WildArk: How does PONT promote transboundary cooperation?
Mirjam: PONT supports transboundary conservation and cooperation through the grants of the PrespaNet partners and protected area management authorities. This is not easy due to a culture of limited communication and cooperation between some Protected Areas and NGOs. This challenge is addressed via the five-year strategy developed in close cooperation with PrespaNet partners and in consultation with protected area management authorities and other stakeholders.
Transboundary workshop (left) and PrespaNet team (right). © PONT
WildArk: What have been some of the standout conservation success?

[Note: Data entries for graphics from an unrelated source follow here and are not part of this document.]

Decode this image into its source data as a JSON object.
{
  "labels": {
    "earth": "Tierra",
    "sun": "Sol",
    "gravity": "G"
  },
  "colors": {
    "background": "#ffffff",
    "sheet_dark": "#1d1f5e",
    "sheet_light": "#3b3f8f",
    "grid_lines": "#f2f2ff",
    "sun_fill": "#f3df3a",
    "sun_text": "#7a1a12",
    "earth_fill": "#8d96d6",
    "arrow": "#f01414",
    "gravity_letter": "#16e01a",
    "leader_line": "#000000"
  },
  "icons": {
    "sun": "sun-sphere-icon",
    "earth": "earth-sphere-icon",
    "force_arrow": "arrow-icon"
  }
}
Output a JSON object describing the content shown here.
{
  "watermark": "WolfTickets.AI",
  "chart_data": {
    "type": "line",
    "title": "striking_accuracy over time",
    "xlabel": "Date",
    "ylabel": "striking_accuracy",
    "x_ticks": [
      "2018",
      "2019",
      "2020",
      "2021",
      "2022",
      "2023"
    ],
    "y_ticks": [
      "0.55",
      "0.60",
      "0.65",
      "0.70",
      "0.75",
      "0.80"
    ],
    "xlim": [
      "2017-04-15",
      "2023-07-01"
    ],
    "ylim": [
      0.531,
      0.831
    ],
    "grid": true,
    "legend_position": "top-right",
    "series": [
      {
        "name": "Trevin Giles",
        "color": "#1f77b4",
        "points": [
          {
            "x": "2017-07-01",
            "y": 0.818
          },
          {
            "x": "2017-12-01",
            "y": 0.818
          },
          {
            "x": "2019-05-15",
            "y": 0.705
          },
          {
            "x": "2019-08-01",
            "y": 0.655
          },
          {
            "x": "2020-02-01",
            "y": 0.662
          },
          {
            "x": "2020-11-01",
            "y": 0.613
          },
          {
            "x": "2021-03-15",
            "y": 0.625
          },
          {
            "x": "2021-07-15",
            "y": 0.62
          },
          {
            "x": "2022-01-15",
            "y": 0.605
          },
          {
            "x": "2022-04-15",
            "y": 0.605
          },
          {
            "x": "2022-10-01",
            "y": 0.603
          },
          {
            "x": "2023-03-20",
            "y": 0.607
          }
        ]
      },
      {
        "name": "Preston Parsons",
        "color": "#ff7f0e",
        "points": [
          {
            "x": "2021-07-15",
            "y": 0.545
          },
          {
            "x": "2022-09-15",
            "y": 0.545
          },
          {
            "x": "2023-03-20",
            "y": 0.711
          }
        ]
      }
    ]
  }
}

Mirjam: Dalmatian pelican numbers, nesting attempts, breeding success and population dynamics in the Greek part of Lesser Prespa Lake have been monitored since 1983 and the SPP has since promoted a series of management measures that helped the Dalmatian Pelican colony in Prespa gradually reach the current numbers (1150−1530 pairs in the period 2008−2012), an increase by 900% since the 1980s, making it the largest colony in the world. The conservation measures have also helped the great white pelican population increase by some 500% in the same period.